The Deloitte report, “The Potential for Flood Insurance Privatization in the U.S.: Could Carriers Keep Their Heads Above Water?”, concludes that despite the opportunities flood insurance presents, most insurers will likely pass on taking a piece of the risk unless the obstacles that undermined the NFIP’s solvency and put it $30 billion in debt are dealt with first.
Among those obstacles:
- FEMA estimates that 20 percent of insured property owners pay subsidized premiums, and many of those properties are in high-risk areas. Underpricing of flood insurance to make coverage affordable might actually be encouraging construction in high-hazard areas.
- Repetitive loss properties account for a large share of all flood insurance exposures.
- Convincing property owners to purchase flood insurance remains a challenge. Indeed, only 18 percent of properties in flood zones are believed to have coverage.
- Many homeowners believe recently updated flood maps may be overstating their flood risks.
- Property owners with lower flood exposure often pass on the coverage, while those in flood-prone areas may assume that federal disaster assistance will help them if a major flood event occurs.
Congress tried to address many of these issues with the Biggert-Waters Flood Insurance Reform Act of 2012, which reauthorized the NFIP for five additional years. The act included measures to gradually increase rates to match risk as well as to update flood maps, but both the rate increases and revised flood maps have already been challenged by consumers.
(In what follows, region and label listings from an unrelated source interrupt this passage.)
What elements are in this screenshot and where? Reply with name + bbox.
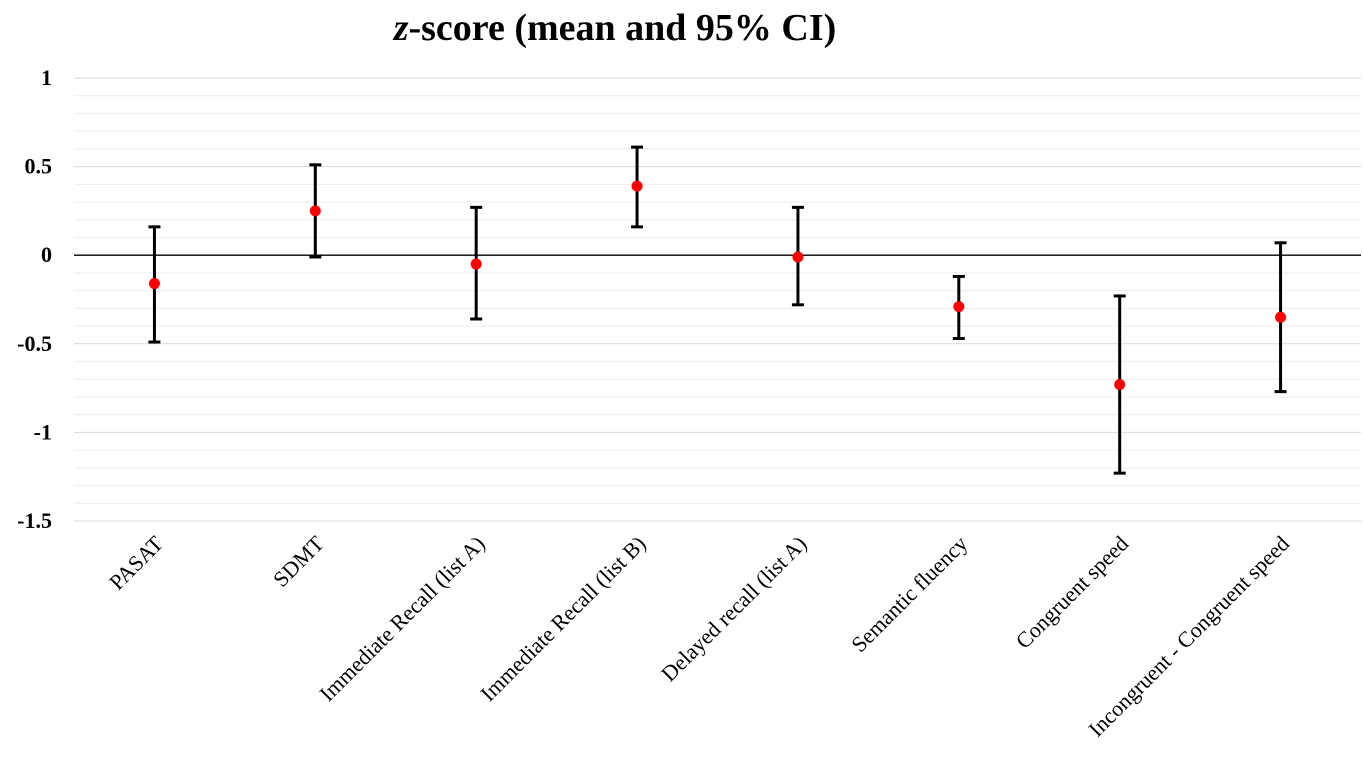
data-point [309,205,321,217]
data-point [792,251,804,263]
y-tick-label: 0 [41,242,52,267]
x-tick-label: Semantic fluency [846,531,972,657]
chart-title: z-score (mean and 95% CI) [0,6,1230,50]
data-point [470,258,482,270]
y-tick-label: 1 [41,65,52,90]
data-point [1114,379,1126,391]
y-tick-label: -1.5 [17,508,52,533]
x-tick-label: Immediate Recall (list B) [475,531,650,706]
data-point [148,278,160,290]
x-tick-label: Delayed recall (list A) [656,531,811,686]
x-tick-label: Immediate Recall (list A) [314,531,489,706]
x-tick-label: Congruent speed [1011,531,1134,654]
data-point [631,180,643,192]
x-tick-label: PASAT [104,530,168,594]
data-point [953,301,965,313]
data-point [1275,311,1287,323]
y-tick-label: -1 [34,419,52,444]
x-tick-label: SDMT [268,530,329,591]
y-tick-label: 0.5 [25,154,53,179]
chart-title-text: -score (mean and 95% CI) [408,7,837,49]
y-tick-label: -0.5 [17,331,52,356]
chart-title-italic: z [393,7,409,49]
Exposure to flood losses across the United States is expected to increase due to climate change, according to FEMA. Having the private market take on some of the risk could be a win-win for taxpayers as well as the insurance industry, Deloitte says, but the challenge is ensuring that any public-private partnership in flood risk is mutually beneficial.
Deloitte suggests some solutions:
- Private carriers could write a certain level of primary coverage while reinsuring catastrophic levels with the federal government.
- The NFIP could purchase reinsurance from the private sector, spreading the risk and limiting exposure in high-catastrophe years.
- The capital markets could help spread risks through the sale of catastrophe bonds.
- Private insurers could combine their resources and diversify risk through a flood insurance pool.
- Private insurers could pick up more moderate flood risks, leaving the NFIP in place as the insurer of last resort.
No matter which privatization option is adopted, most industry leaders queried by Deloitte believe the government should retain a role in flood-hazard assessment and mitigation, including the mapping of flood zones as well as the enforcement of zoning laws and building codes to limit flood-related exposures.